2017 année électorale

quelques éléments de réflexion

À l’approche des élections présidentielles de 2017, les évêques ont souhaité proposé quelques éléments de réflexion sur les grands thèmes qui fondent notre société.

Cette déclaration s’adresse aux communautés chrétiennes et à l’ensemble des acteurs de la vie politique française... des électeurs aux élus.

S’appuyant sur l’actualité, les évêques membres du Conseil permanent ont articulé cette déclaration autours de 7 points. Quelques questions :

  • Démocratie et société de violence : comment favoriser un véritable débat national en évitant les crispations identitaires ?
  • Pour un projet de société : quel projet de société voulons-nous ? Comment concilier progrès technologiques et respect de la dignité humaine ? Quel respect de la vie de son commencement à sa fin ?
  • Vers un pacte éducatif : comment proposer une meilleure qualité d’éducation pour les jeunes ? Comment favoriser la cohésion familiale ?
  • Solidarité : remettre la recherche du bien commun au cœur de notre société.
  • Migrants : est-il aujourd’hui tolérable que des millions d’hommes de femmes et d’enfants vivent sur notre territoire dans des conditions trop souvent inhumaine ? Quelle volonté d’intégration ?
  • Europe : comment continuer à se développer sans une véritable adhésion des peuples d’Europe ?
  • Écologie : un an après la COP21 qui s’est tenue à Paris en décembre et la parution de l’encyclique Laudato Si, quelles solutions pour protéger la « maison commune» ? Comment réinventer notre société pour un monde plus juste et moins destructeur ?

Dans le détail...

1. Démocratie et société de violence

La  pratique  démocratique  établit  des  règles  de  débat  qui  permettent  de  confronter des convictions et de choisir pacifiquement entre différents projets de société. Quand la vie démocratique tombe dans le discrédit ou l’impuissance, les intérêts particuliers et les groupes de  pression s’habituent à user de leurs moyens de contrainte pour forcer les responsables politiques à satisfaire leurs demandes. L’excès de lois trop circonstancielles émousse la force de la loi et le respect qui lui est dû.

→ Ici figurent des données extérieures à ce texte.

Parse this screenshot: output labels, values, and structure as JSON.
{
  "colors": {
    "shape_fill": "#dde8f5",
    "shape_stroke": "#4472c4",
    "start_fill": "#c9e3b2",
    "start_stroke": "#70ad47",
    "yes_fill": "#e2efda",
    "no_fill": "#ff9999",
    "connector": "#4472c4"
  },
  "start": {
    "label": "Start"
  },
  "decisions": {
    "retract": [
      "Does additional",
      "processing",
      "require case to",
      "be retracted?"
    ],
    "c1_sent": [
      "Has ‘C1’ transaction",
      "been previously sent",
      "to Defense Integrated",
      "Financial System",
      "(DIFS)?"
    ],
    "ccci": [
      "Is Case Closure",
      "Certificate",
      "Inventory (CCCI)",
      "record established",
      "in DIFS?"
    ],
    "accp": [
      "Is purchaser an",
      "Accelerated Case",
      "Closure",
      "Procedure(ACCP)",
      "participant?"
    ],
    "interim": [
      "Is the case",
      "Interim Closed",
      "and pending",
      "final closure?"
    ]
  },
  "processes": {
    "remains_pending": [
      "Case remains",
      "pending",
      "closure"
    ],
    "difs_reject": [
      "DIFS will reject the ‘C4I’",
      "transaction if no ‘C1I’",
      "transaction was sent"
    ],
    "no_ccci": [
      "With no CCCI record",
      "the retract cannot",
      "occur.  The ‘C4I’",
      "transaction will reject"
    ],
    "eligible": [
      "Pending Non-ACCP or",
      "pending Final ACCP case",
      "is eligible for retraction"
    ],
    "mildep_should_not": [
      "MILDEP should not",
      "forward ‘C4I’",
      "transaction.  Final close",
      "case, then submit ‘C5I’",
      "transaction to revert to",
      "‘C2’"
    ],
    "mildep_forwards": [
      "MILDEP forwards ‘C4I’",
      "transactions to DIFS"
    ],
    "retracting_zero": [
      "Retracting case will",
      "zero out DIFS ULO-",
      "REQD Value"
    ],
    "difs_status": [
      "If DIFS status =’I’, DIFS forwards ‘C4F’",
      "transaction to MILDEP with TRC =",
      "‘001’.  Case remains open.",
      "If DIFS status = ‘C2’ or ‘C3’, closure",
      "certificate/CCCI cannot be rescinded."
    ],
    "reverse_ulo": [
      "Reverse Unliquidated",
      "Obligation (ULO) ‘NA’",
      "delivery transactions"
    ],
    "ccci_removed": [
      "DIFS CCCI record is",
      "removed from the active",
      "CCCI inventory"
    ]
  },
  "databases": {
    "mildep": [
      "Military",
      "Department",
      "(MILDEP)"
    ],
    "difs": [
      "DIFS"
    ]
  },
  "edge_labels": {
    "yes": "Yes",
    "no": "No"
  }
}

On s’efforce de dénier les procédures démocratiques pour obtenir par la contrainte, ou même la violence, ce que l’on n’a pas obtenu dans les urnes. Si nous voulons progresser dans les pratiques démocratiques, nous   devons promouvoir l’exercice du droit de vote en développant dans la sociétéun véritable débat qui échappe aux postures, aux «petites phrases» et aux ambitions personnelles.

Le jeu médiatique, établi sur la  mise en  valeur  excessive  de  la  polémique et de la dénonciation, focalise l’attention générale sur des conflits de personnes ou des ambitions particulières en négligeant les convictions et les  propositions argumentées. Il fait  apparaître les projets et les candidats comme un jeu de rôles dans lesquels les enjeux ne sont présentés que comme des prétextes. Il ne favorise pas laconfrontation pacifique, mais en développant la violence verbale, il contribue à développer une sorte d’hystérie de la vie publique.

Pour favoriser un véritable débat national, la campagne électorale à venir devra éviter les risques de crispations identitaires tout en faisant droit au fait national: nos racines, notre culture, notre patrie avec son histoire,   ses responsabilités et ses atouts, la place et l’importance du fait religieux et des religions.

2. Pour un projet de société

Le débat démocratique n’est pas une fin en soi. Il est au service de la confrontation entre des opinions et des projets. Il doit donc être une occasion d’expliciter quel projet de société nous voulons soutenir etpromouvoir. Trop souvent les critères mis en avant se limitent à envisager et exprimer les données économiques, comme si l’économie était le seul facteur de construction de la qualité de la vie humaine, personnelle et collective.

L’être  humain  est  plus  qu’un  élément  du  processus  économique.  Les  progrès technologiques et économiques doivent être au service du bien de tous et non seulement du profit de quelques-uns. C’est donc vers une économie du partage que nous devons avancer, vers un partage plus équitable du travail et des fruits du travail.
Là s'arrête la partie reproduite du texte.